Vom Kampfgeist bis zum Abstieg

 

Die Weltmeisterschaft in Helsinki ist für Österreich am Dienstag zu Ende gegangen und das ÖEHV-Team hat trotz zweier Siege und ansprechender Leistungen die Klasse nicht halten können. Am Ende waren fünf Punkte aus sieben Spielen zu wenig, um in der Weltelite vertreten zu bleiben.

Dennoch spielte die Mannschaft von Head Coach Manny Viveiros eine gute WM, die erfolgreichste seit Prag 2004.

„Es ist bitter, wir hätten es uns aufgrund der Auftritte verdient oben zu bleiben. Doch so ist der Sport, am Ende haben wir zu wenig Punkte geholt“, resümiert der Teamchef.

Verdient wäre es allemal gewesen, nicht oft steigen Mannschaften mit zwei Siegen in die B-Gruppe ab. Trotz der Tatsache, dass am Ende einer A-WM wieder der Abstieg steht, sahen die Fans im Vergleich zu früheren Auftritten, wie Kosice 2011, eine hart arbeitende, kämpferisch überzeugende und ambitionierte österreichische Mannschaft, die sogar gegen den Weltmeister ein 0:2 zwischenzeitlich in ein 3:2 drehen konnte.

LAOLA1 streicht exemplarisch einige Punkte heraus, die während dieser Weltmeisterschaft positiv aufgefallen sind.

Junge Linie: Raphael Herburger, Thomas Hundertpfund und Michael Raffl haben bei diesem Turnier überzeugt. Die beiden Kärntner und der Vorarlberger wurden nach dem zweiten Spiel von Teamchef Manny Viveiros zusammengesteckt und bildeten die beste österreichische Linie des Turniers in puncto Technik, Forecheck und Kampfgeist. Besonders herauszuheben wäre Hundertpfund, der mit fünf Vorlagen der beste Assistgeber in Rot-Weiß-Rot bei dieser Weltmeisterschaft ist.

Die Top-Drei: Thomas Vanek. Andre Lakos und Bernhard Starkbaum wurden zu den besten drei österreichischen Spielern des Turniers gewählt. Der Keeper wuchs in zwei Spielen über sich hinaus und war gegen Lettland und die Slowakei der Vater des Erfolgs. Zwar hatte er zu Beginn des Turniers einige Unsicherheiten, die Punkte bei dieser WM sind aber zu einem großen Teil dem Schweden-Legionär zu verdanken. Lakos zeigte ungemeinen Einsatz vor allem in den Zweikämpfen an der Bande, hielt körperlich in beeindruckender Manier dagegen und war neben Thomas Pöck der mit Abstand beste Verteidiger der Österreicher. Vanek war nicht nur bester Torschütze (4) sondern hob allein durch sein Dasein das ÖEHV-Team auf eine andere Stufe.

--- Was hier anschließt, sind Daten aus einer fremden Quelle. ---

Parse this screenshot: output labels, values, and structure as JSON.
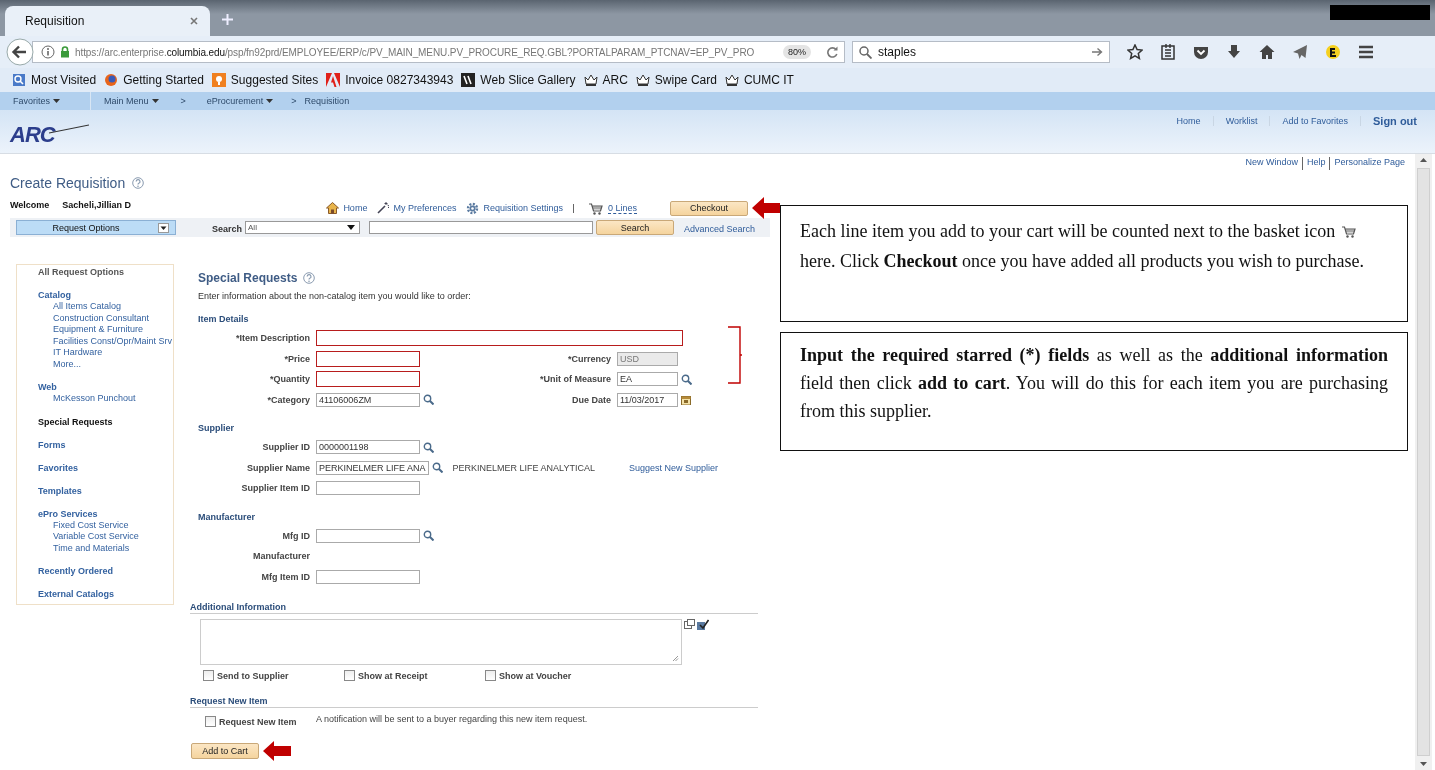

Sieg über die Slowakei: In welcher Mannschaftssportart kann Österreich von sich behaupten als krasser Außenseiter den Vizeweltmeister geschlagen zu haben? Ein Erfolg gegen die Slowakei bei einer A-WM gelang vorher nur ein einziges Mal, 1996 in Wien. Solche Siege sind wichtig für den Sport und können für die Reputation des Eishockeys in unserem Land gar nicht hoch genug bewertet werden. Auch der Sieg gegen Lettland war nicht alltäglich. Den letzten WM-Erfolg über die Balten feierte eine ÖEHV-Auswahl 1999 in Norwegen. Durch die fünf Punkte war es die erfolgreichste WM seit 2004 in Prag als man gegen Kanada (2:2) und die Schweiz (4:4) remisierte und gegen Frankreich gleich 6:0 gewann und somit den Aufstieg in die Zwischenrunde schaffte.

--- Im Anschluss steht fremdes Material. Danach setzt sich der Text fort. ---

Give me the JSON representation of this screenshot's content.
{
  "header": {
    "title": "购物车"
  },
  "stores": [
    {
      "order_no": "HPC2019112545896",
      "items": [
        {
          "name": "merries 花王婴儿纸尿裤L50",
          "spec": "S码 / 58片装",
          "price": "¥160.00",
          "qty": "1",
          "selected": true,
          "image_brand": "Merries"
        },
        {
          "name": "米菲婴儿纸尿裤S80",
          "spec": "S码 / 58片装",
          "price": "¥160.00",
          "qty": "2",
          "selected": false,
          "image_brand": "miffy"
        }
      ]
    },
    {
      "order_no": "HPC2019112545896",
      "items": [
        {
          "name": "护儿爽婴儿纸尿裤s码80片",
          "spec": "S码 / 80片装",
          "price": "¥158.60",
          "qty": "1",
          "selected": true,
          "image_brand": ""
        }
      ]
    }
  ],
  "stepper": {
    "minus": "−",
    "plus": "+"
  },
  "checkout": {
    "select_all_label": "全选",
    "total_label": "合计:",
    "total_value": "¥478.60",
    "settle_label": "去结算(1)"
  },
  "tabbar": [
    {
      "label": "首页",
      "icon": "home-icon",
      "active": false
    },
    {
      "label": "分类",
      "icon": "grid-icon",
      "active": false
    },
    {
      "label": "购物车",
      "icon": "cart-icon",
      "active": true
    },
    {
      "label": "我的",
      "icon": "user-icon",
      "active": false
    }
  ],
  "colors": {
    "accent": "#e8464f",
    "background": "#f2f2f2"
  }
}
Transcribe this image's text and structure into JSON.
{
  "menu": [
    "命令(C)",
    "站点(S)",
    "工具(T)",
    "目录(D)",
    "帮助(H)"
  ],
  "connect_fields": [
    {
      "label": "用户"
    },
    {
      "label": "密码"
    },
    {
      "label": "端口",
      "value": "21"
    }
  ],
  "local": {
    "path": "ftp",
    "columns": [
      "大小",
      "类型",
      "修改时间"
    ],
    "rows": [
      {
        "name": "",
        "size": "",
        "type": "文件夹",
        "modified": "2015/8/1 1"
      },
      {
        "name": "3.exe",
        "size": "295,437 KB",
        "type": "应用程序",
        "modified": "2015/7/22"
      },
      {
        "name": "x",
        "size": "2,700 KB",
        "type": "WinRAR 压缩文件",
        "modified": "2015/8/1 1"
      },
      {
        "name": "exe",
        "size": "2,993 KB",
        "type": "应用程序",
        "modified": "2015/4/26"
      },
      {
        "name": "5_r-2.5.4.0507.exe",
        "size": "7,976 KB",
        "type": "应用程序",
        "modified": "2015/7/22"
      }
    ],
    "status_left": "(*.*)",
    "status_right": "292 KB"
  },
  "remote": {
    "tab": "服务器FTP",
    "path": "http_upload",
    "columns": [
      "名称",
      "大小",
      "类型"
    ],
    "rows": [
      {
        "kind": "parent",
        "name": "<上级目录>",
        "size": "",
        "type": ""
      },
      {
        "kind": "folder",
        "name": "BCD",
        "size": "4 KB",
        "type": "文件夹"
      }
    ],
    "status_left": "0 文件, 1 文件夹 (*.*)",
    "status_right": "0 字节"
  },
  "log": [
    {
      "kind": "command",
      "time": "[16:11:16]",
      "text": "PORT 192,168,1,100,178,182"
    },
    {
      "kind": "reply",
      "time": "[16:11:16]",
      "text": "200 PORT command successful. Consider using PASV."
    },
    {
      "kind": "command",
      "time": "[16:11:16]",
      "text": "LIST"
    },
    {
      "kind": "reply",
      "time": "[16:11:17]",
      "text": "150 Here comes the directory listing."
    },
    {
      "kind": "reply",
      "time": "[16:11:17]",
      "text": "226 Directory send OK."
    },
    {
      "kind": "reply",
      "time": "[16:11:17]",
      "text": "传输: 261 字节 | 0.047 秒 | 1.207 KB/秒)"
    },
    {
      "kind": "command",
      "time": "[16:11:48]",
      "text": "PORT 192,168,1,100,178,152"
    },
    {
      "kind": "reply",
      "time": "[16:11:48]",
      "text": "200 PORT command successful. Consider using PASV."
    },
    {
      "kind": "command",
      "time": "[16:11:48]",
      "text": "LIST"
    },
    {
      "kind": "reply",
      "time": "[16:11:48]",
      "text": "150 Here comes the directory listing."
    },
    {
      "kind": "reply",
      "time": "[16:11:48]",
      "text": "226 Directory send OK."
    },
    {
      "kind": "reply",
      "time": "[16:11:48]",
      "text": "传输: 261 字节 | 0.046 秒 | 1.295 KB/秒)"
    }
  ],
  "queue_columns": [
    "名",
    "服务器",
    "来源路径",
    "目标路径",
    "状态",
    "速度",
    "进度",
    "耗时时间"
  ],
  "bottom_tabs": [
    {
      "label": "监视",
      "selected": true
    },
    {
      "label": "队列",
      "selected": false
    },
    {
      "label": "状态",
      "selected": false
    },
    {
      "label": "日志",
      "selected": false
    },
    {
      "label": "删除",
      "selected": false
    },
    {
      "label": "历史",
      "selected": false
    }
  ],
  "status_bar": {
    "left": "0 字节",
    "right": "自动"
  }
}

Stimmung im Team: Obwohl die WM für unsere heimischen Cracks denkbar schlecht begonnen hatte und man gegen Frankreich und die USA keine Punkte einfahren konnte, hatte die Mannschaft immer betont, wie wichtig es sei, positiv zu bleiben. Alle Protagonisten fanden sich mit ihrer Rolle ab, egal ob Reservist oder Stammspieler, das Team funktionierte und es kam innerhalb der Gruppe keine Unruhe auf. Von Beginn an legte man eine gesunde Portion Selbstbewusstsein an den Tag und verwies immer auf die Möglichkeit, durch Kampfgeist und auch ein wenig Glück gegen große Nationen Punkte holen zu können. Der Auftritt gegen die Slowakei hatte dies bewiesen.

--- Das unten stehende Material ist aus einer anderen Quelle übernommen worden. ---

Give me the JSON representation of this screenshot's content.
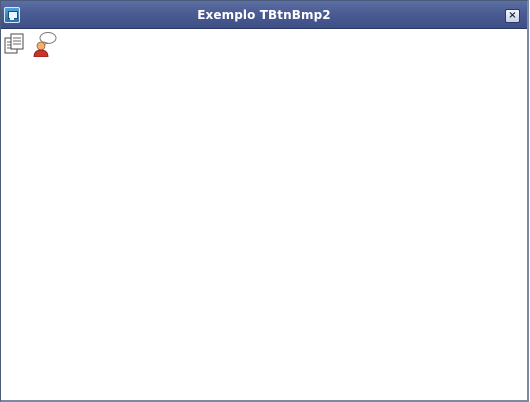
{
  "window": {
    "title": "Exemplo TBtnBmp2",
    "app_icon": "monitor-icon",
    "close_label": "×",
    "close_icon": "close-icon"
  },
  "toolbar": {
    "buttons": [
      {
        "icon": "documents-icon"
      },
      {
        "icon": "user-chat-icon"
      }
    ]
  },
  "colors": {
    "titlebar": "#4a5c92",
    "client_background": "#ffffff"
  }
}
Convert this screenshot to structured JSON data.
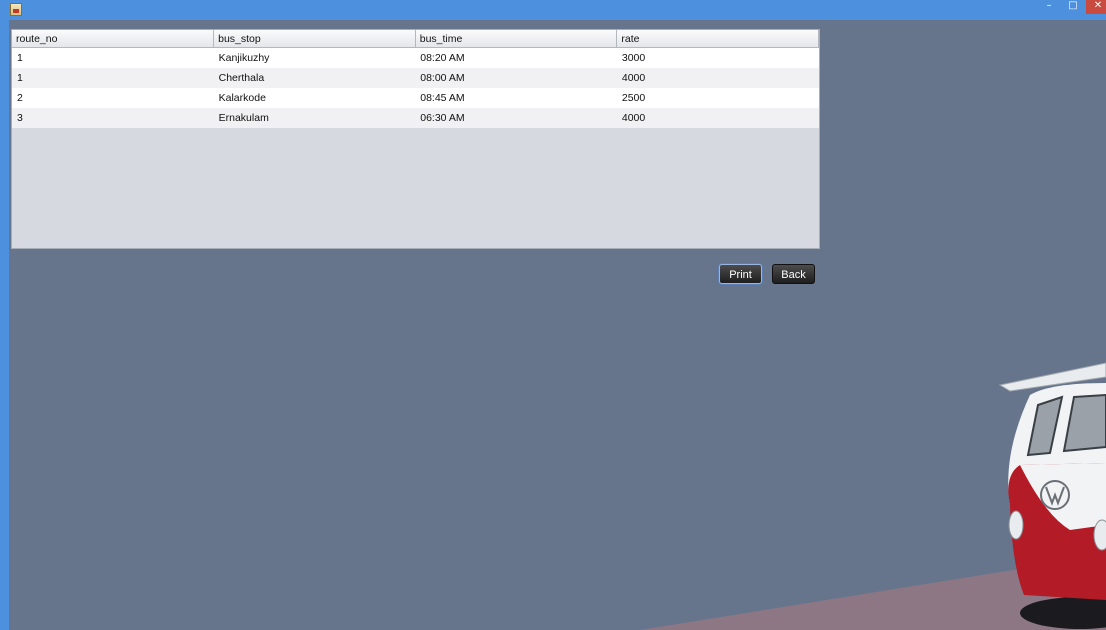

Shorthander: Selten gelingt es einer Mannschaft bei einer WM gleich zwei Unterzahl-Treffer in einem Spiel zu erzielen, noch seltener gegen eine Mannschaft wie Finnland. Die Österreicher haben dieses Kunststück vollbracht, binnen knapp zwei Minuten trafen Robert Lukas und Raphael Herburger jeweils in Unterzahl gegen den Gastgeber. Damit ist das rot-weiß-rote Team das einzige, welches in diesem WM-Grunddurchgang zwei Shorthander verbuchen konnte. Neben den Österreichern haben nur noch Deutschland (technisches Tor gegen Österreich), Russland (auch gegen Österreich) und die Tschechen in nummerischer Unterlegenheit gescort.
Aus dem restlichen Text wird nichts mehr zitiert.